I’ve always dismissed this factoid as one of the many spurious correlations that equity strategists like to dwell on during presidential elections. Well, I formally apologize for my arrogance and will take the “stocks prefer Democrats” statistic seriously from now on!
Sparked by a question at Pimco’s recent Cyclical Forum about whether Democratic recessions differ from Republican recessions, I compared the official National Bureau of Economic Research recession dates with American presidents’ terms of office.
The result was stunning: Nine of the past 10 US recessions occurred under a Republican president. The one exception (in 1980) was under Jimmy Carter and lasted just six months. (The Great Recession was already a year old when Barack Obama inherited it from George W. Bush, and it ended six months into his presidency.)
Moreover, not only do Democratic presidents generally not “do” recessions, Republican presidents seemingly can’t do without them. Fathom this: Each of the six Republican presidents since the Second World War presided over a recession, and some more than one – there were three under Trump’s self-declared idol, Dwight “Ike” Eisenhower, and two each under Richard Nixon and George W. Bush.
Why is it that Republican presidents and recessions appear so intricately linked? A Democrat might say it shows Republicans are either economically incompetent or simply don’t care about Main Street and the scars left by periods of high unemployment.
A Republican might say (or tweet) that it’s because Republican presidents have to clean up messes created by their Democratic predecessors. But an economist might suspect that Republicans have better understood the theory pioneered by Yale economist William “Bill” Nordhaus that it makes sense for a freshly inaugurated president to engineer a recession early on and then ride the recovery to maximize employment when up for re-election (see his 1975 article “The Political Business Cycle” in The Review of Economic Studies). It seems that Eisenhower, Nixon, Reagan and George W. Bush had read the Nordhaus paper – some even before it was published!
More seriously, we shouldn’t overstate a president’s ability to create or avoid recessions. Several Republican recessions were likely due largely to bad timing, including the influence of the Korean War in the early 1950s and the oil price shocks of 1973, 1979 and 1990. The Federal Reserve played an important role as recession-maker and breaker, too. And some Republican presidents indeed inherited unbalanced, overheating economies.
Can Trump buck the trend?
So what does all of this tell us about the likelihood of a recession under President Trump? In just a few days we intend to publish our economic outlook for 2017 for the US and other major economies.
For now, a few thoughts: Trump is inheriting neither runaway inflation and large deficits nor a financial sector that is building up huge leverage, so this suggests near-term recession risks are low. Nonetheless, I see two potential paths to a recession sometime over the next four years.

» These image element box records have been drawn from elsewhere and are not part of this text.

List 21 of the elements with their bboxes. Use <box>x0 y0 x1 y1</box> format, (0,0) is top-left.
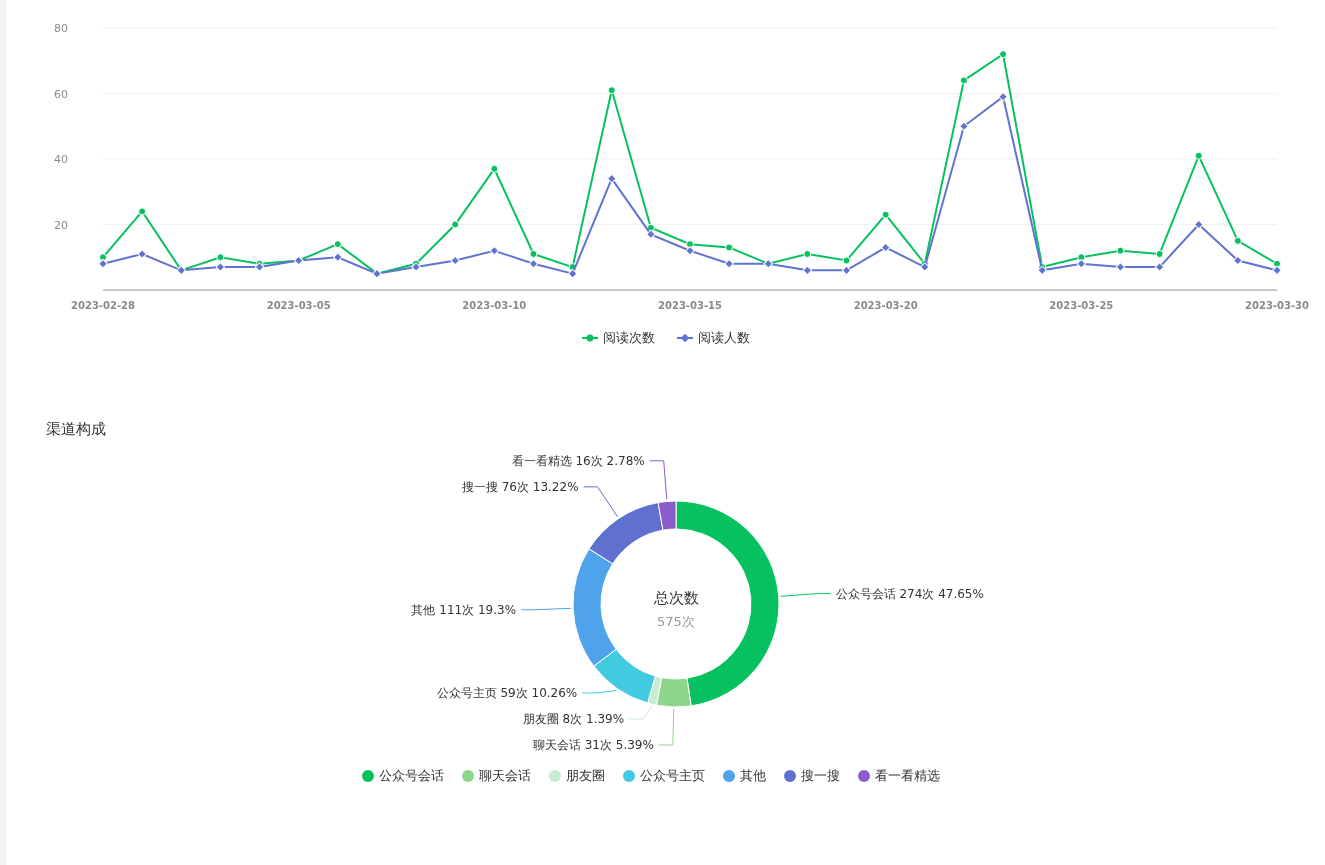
slice-label: 其他 111次 19.3% <box>411 602 517 617</box>
slice-label: 公众号会话 274次 47.65% <box>835 586 984 601</box>
x-tick-label: 2023-03-10 <box>462 300 527 311</box>
x-tick-label: 2023-02-28 <box>71 300 135 311</box>
slice-label: 搜一搜 76次 13.22% <box>461 479 579 494</box>
x-tick-label: 2023-03-15 <box>658 300 722 311</box>
x-tick-label: 2023-03-30 <box>1245 300 1309 311</box>
slice-label: 朋友圈 8次 1.39% <box>522 711 625 726</box>
x-tick-label: 2023-03-20 <box>853 300 918 311</box>
y-tick-label: 20 <box>54 218 68 232</box>
y-tick-label: 80 <box>54 22 68 35</box>
center-value: 575次 <box>657 614 695 629</box>
x-tick-label: 2023-03-05 <box>266 300 331 311</box>
slice-label: 公众号主页 59次 10.26% <box>436 685 578 700</box>
y-tick-label: 40 <box>54 153 68 166</box>
center-label: 总次数 <box>653 589 699 607</box>
slice-label: 聊天会话 31次 5.39% <box>532 737 654 752</box>
y-tick-label: 60 <box>54 87 68 101</box>
slice-label: 看一看精选 16次 2.78% <box>511 453 645 468</box>
section-title: 渠道构成 <box>46 420 107 439</box>
x-tick-label: 2023-03-25 <box>1049 300 1114 311</box>
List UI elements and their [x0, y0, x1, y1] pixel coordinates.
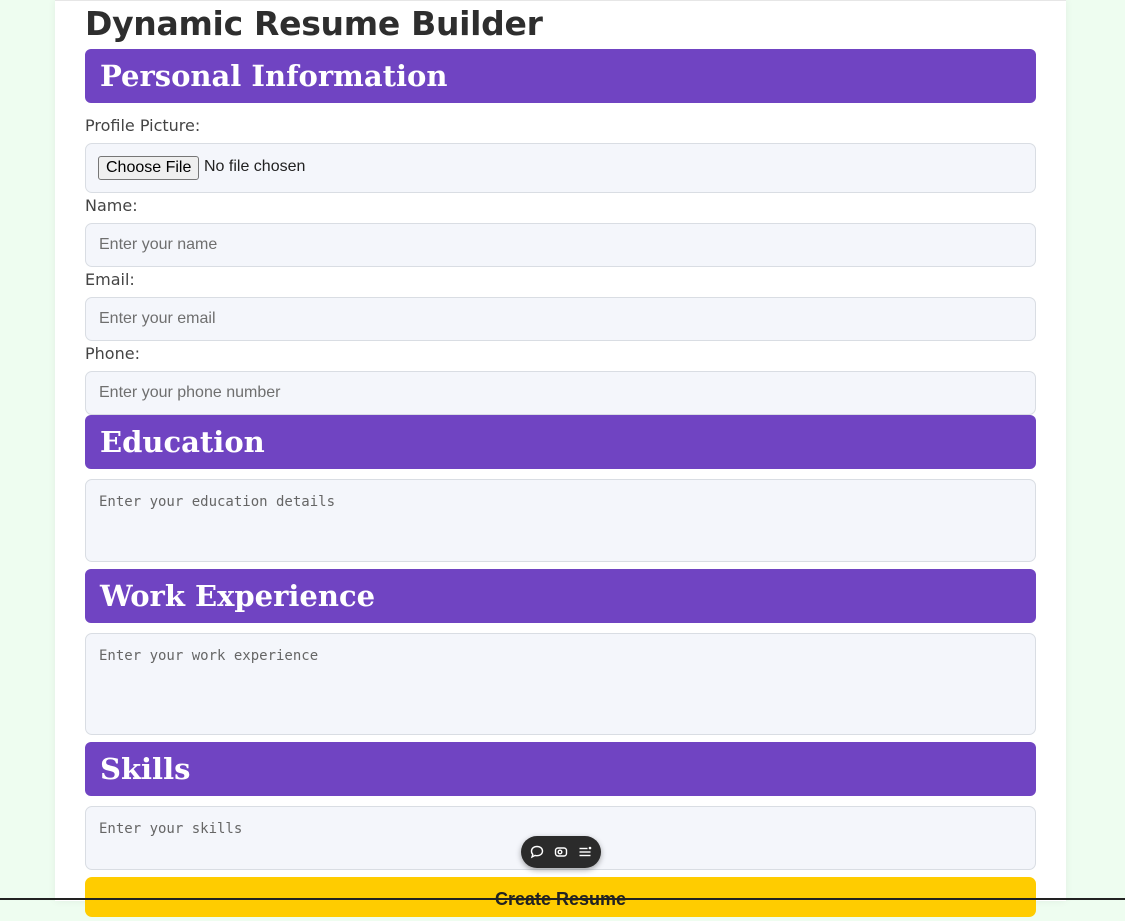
education-textarea[interactable]: Enter your education details — [85, 479, 1036, 562]
work-experience-textarea[interactable]: Enter your work experience — [85, 633, 1036, 735]
section-header-education: Education — [85, 415, 1036, 469]
name-placeholder: Enter your name — [99, 236, 218, 253]
chat-bubble-icon[interactable] — [529, 844, 545, 860]
work-experience-placeholder: Enter your work experience — [99, 648, 319, 664]
profile-picture-input[interactable]: Choose File No file chosen — [85, 143, 1036, 193]
section-heading: Skills — [100, 752, 191, 786]
email-input[interactable]: Enter your email — [85, 297, 1036, 341]
create-resume-button[interactable]: Create Resume — [85, 877, 1036, 917]
section-header-skills: Skills — [85, 742, 1036, 796]
page-title: Dynamic Resume Builder — [85, 4, 543, 43]
resume-form-card: Dynamic Resume Builder Personal Informat… — [55, 0, 1066, 917]
skills-placeholder: Enter your skills — [99, 821, 243, 837]
section-heading: Personal Information — [100, 59, 448, 93]
floating-toolbar — [521, 836, 601, 868]
section-header-work: Work Experience — [85, 569, 1036, 623]
section-heading: Education — [100, 425, 265, 459]
name-label: Name: — [85, 196, 138, 215]
profile-picture-label: Profile Picture: — [85, 116, 201, 135]
phone-label: Phone: — [85, 344, 140, 363]
choose-file-button[interactable]: Choose File — [98, 156, 200, 180]
phone-placeholder: Enter your phone number — [99, 384, 281, 401]
phone-input[interactable]: Enter your phone number — [85, 371, 1036, 415]
menu-list-icon[interactable] — [577, 844, 593, 860]
screenshot-icon[interactable] — [553, 844, 569, 860]
email-label: Email: — [85, 270, 135, 289]
section-heading: Work Experience — [100, 579, 376, 613]
name-input[interactable]: Enter your name — [85, 223, 1036, 267]
section-header-personal: Personal Information — [85, 49, 1036, 103]
file-status-text: No file chosen — [204, 158, 306, 175]
email-placeholder: Enter your email — [99, 310, 216, 327]
education-placeholder: Enter your education details — [99, 494, 336, 510]
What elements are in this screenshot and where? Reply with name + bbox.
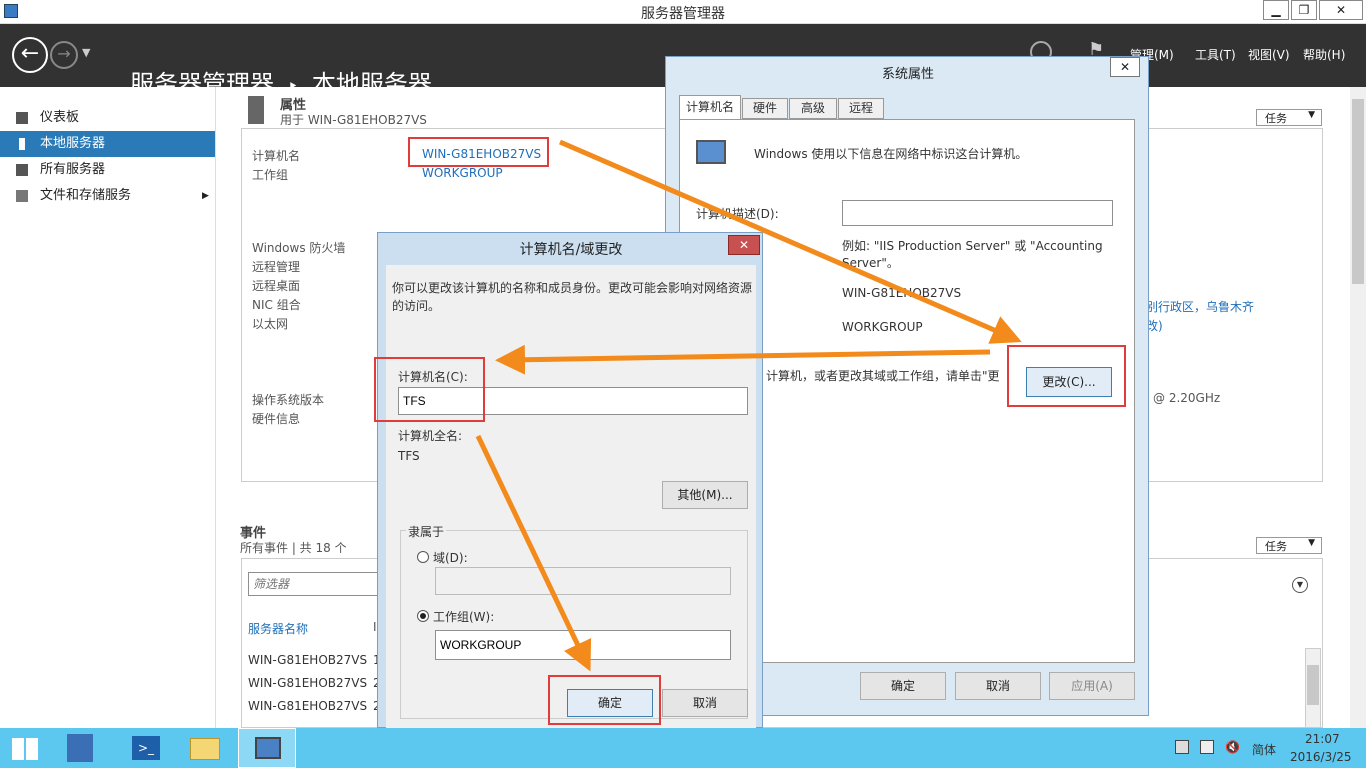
server-manager-taskbar-icon[interactable]	[55, 728, 105, 768]
arrow-to-name-field	[495, 344, 991, 375]
network-icon[interactable]	[1200, 740, 1214, 754]
computer-icon	[255, 737, 281, 759]
folder-icon	[190, 738, 220, 760]
clock-time[interactable]: 21:07	[1305, 732, 1340, 746]
explorer-taskbar-icon[interactable]	[180, 728, 230, 768]
language-indicator[interactable]: 简体	[1252, 741, 1276, 758]
arrow-to-change-button	[559, 139, 1022, 344]
powershell-icon: >_	[132, 736, 160, 760]
powershell-taskbar-icon[interactable]: >_	[120, 728, 170, 768]
action-center-icon[interactable]	[1175, 740, 1189, 754]
windows-logo-icon	[12, 738, 38, 760]
server-manager-icon	[67, 734, 93, 762]
start-button[interactable]	[0, 728, 50, 768]
taskbar: >_ 🔇 简体 21:07 2016/3/25	[0, 728, 1366, 768]
volume-icon[interactable]: 🔇	[1225, 740, 1240, 754]
annotation-arrows	[475, 139, 1022, 672]
clock-date[interactable]: 2016/3/25	[1290, 750, 1352, 764]
arrow-to-ok-button	[475, 434, 592, 672]
system-properties-taskbar-icon[interactable]	[238, 728, 296, 768]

• First, if the new administration overplays the protectionist card and really starts a trade war with China, Mexico and others, the US economy could be hit by a severe tightening of financial conditions. This is a potential risk early on in the administration, given that it’s easier to move fast on trade policy than on fiscal policy, which requires congressional approval.
• Second, if the Trump administration gets serious on major tax cuts and public infrastructure spending, the stimulus wave in 2018-2019 could turbocharge an economy that is already at or close to full employment and would likely create significant wage and inflation pressures. And if a newly appointed more hawkish Fed leadership reacts by jacking up (real) interest rates aggressively, President Trump’s first term may well end up with “The Recession of 2020” that I wrote about (albeit tongue in cheek) earlier this year.
Simply put, Trump will be breaking with recent tradition if we don’t see a recession in the next four years.